The Archbishop is to speak in Southwark Cathedral on the “The climate crisis: a Christian response” on 13 October, in the run-up to the UN climate change conference in Copenhagen. “It would be ironic if we shut down just as this crucial global meeting is about to take place,” Mr Dowd declared.
The Archbishop’s lecture, which would cost between £6000 and £7000 to stage, was being part-sponsored by an individual well-wisher, he said. Ms Pettifor was unlikely to continue in post unless new fund-ing became available.
“We are a single-issue campaign to keep climate change as high profile in the public eye. We need about £100,000 a year to pay our small staff, for publicity, and to maintain our website. We have got between £40,000 and £50,000 left.”
Attempts to raise money from grant-making charities had failed. “A lot of charities are finding the same thing,” Mr Dowd said. “Operation Noah won’t cease to exist, but Ann and I won’t be able to stay with the organisation after November. It will be up to the board to decide what to do next.”

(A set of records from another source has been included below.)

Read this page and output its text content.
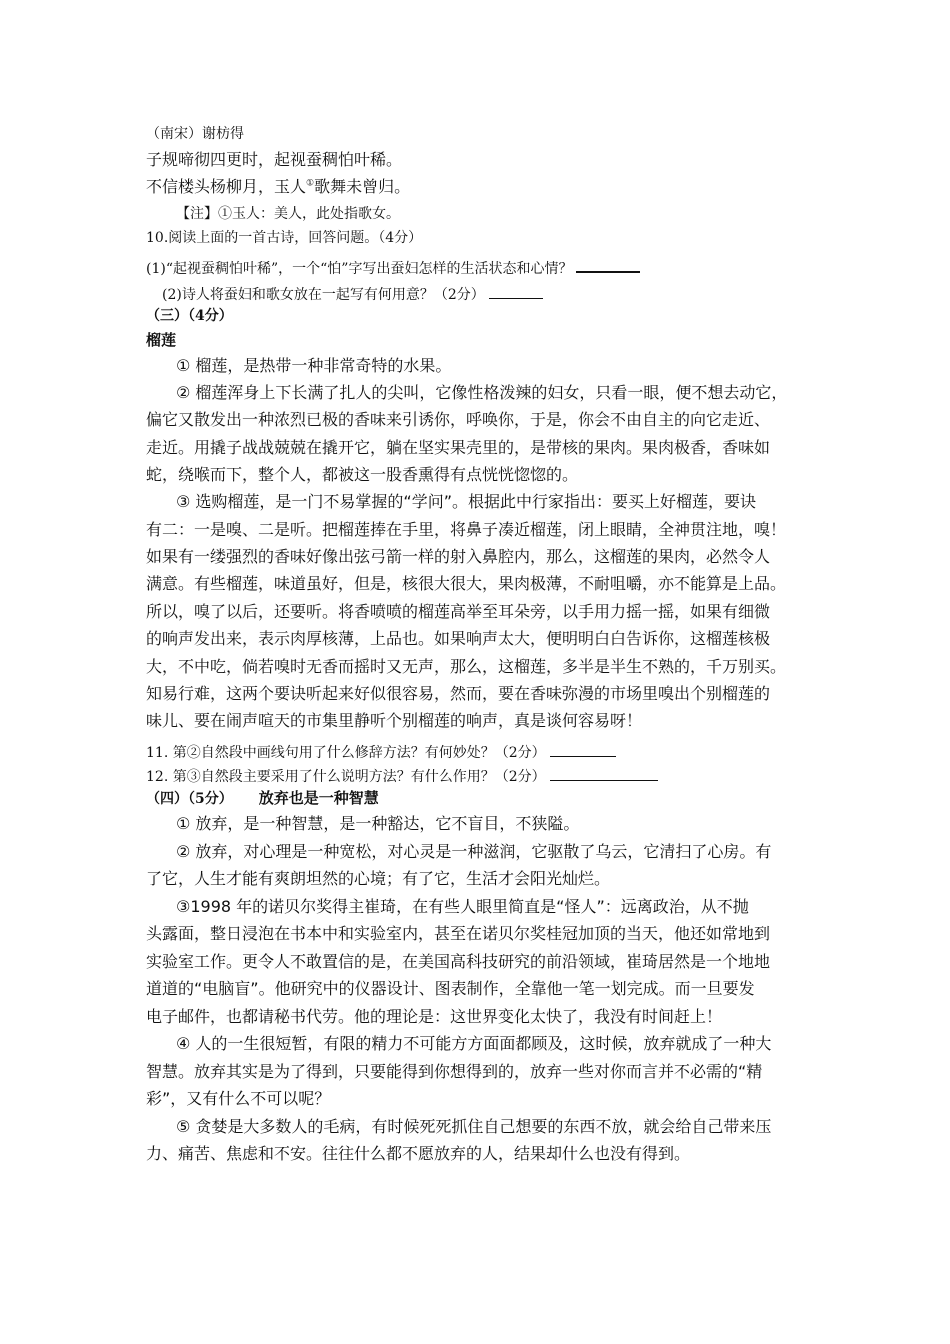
（南宋）谢枋得
子规啼彻四更时，起视蚕稠怕叶稀。
不信楼头杨柳月，玉人①歌舞未曾归。
【注】①玉人：美人，此处指歌女。
10.阅读上面的一首古诗，回答问题。（4分）
(1)“起视蚕稠怕叶稀”，一个“怕”字写出蚕妇怎样的生活状态和心情？
(2)诗人将蚕妇和歌女放在一起写有何用意？（2分）
（三）（4分）
榴莲
① 榴莲，是热带一种非常奇特的水果。
② 榴莲浑身上下长满了扎人的尖叫，它像性格泼辣的妇女，只看一眼，便不想去动它，
偏它又散发出一种浓烈已极的香味来引诱你，呼唤你，于是，你会不由自主的向它走近、
走近。用撬子战战兢兢在撬开它，躺在坚实果壳里的，是带核的果肉。果肉极香，香味如
蛇，绕喉而下，整个人，都被这一股香熏得有点恍恍惚惚的。
③ 选购榴莲，是一门不易掌握的“学问”。根据此中行家指出：要买上好榴莲，要诀
有二：一是嗅、二是听。把榴莲捧在手里，将鼻子凑近榴莲，闭上眼睛，全神贯注地，嗅！
如果有一缕强烈的香味好像出弦弓箭一样的射入鼻腔内，那么，这榴莲的果肉，必然令人
满意。有些榴莲，味道虽好，但是，核很大很大，果肉极薄，不耐咀嚼，亦不能算是上品。
所以，嗅了以后，还要听。将香喷喷的榴莲高举至耳朵旁，以手用力摇一摇，如果有细微
的响声发出来，表示肉厚核薄，上品也。如果响声太大，便明明白白告诉你，这榴莲核极
大，不中吃，倘若嗅时无香而摇时又无声，那么，这榴莲，多半是半生不熟的，千万别买。
知易行难，这两个要诀听起来好似很容易，然而，要在香味弥漫的市场里嗅出个别榴莲的
味儿、要在闹声喧天的市集里静听个别榴莲的响声，真是谈何容易呀！
11. 第②自然段中画线句用了什么修辞方法？有何妙处？（2分）
12. 第③自然段主要采用了什么说明方法？有什么作用？（2分）
（四）（5分） 放弃也是一种智慧
① 放弃，是一种智慧，是一种豁达，它不盲目，不狭隘。
② 放弃，对心理是一种宽松，对心灵是一种滋润，它驱散了乌云，它清扫了心房。有
了它，人生才能有爽朗坦然的心境；有了它，生活才会阳光灿烂。
③1998 年的诺贝尔奖得主崔琦，在有些人眼里简直是“怪人”：远离政治，从不抛
头露面，整日浸泡在书本中和实验室内，甚至在诺贝尔奖桂冠加顶的当天，他还如常地到
实验室工作。更令人不敢置信的是，在美国高科技研究的前沿领域，崔琦居然是一个地地
道道的“电脑盲”。他研究中的仪器设计、图表制作，全靠他一笔一划完成。而一旦要发
电子邮件，也都请秘书代劳。他的理论是：这世界变化太快了，我没有时间赶上！
④ 人的一生很短暂，有限的精力不可能方方面面都顾及，这时候，放弃就成了一种大
智慧。放弃其实是为了得到，只要能得到你想得到的，放弃一些对你而言并不必需的“精
彩”，又有什么不可以呢？
⑤ 贪婪是大多数人的毛病，有时候死死抓住自己想要的东西不放，就会给自己带来压
力、痛苦、焦虑和不安。往往什么都不愿放弃的人，结果却什么也没有得到。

Barbara Echolin, secretary of CEL, which initially developed the idea of Operation Noah, said on Monday that Mr Dowd and Ms Pettifor had done “a magnificent job in awareness-raising and pressure on government over the past few years. It would be a real tragedy if they had to cease now.”
With the Copenhagen conference imminent, “we need Operation Noah like never before. More people need to realise this, and put their money where their heart is,” Ms Echolin said. “The future of life as we know it is in the balance.”
CEL last week challenged the Government’s decision not to bail out the Vestas wind-turbine plant on the Isle of Wight, even though it had given billions of pounds to help car-manufacturing.
It did not make sense for the Government not to support the plant when it was “promising more green jobs in the renewable energy revolution,” Ruth Jarman, a member of CEL’s steering committee, said.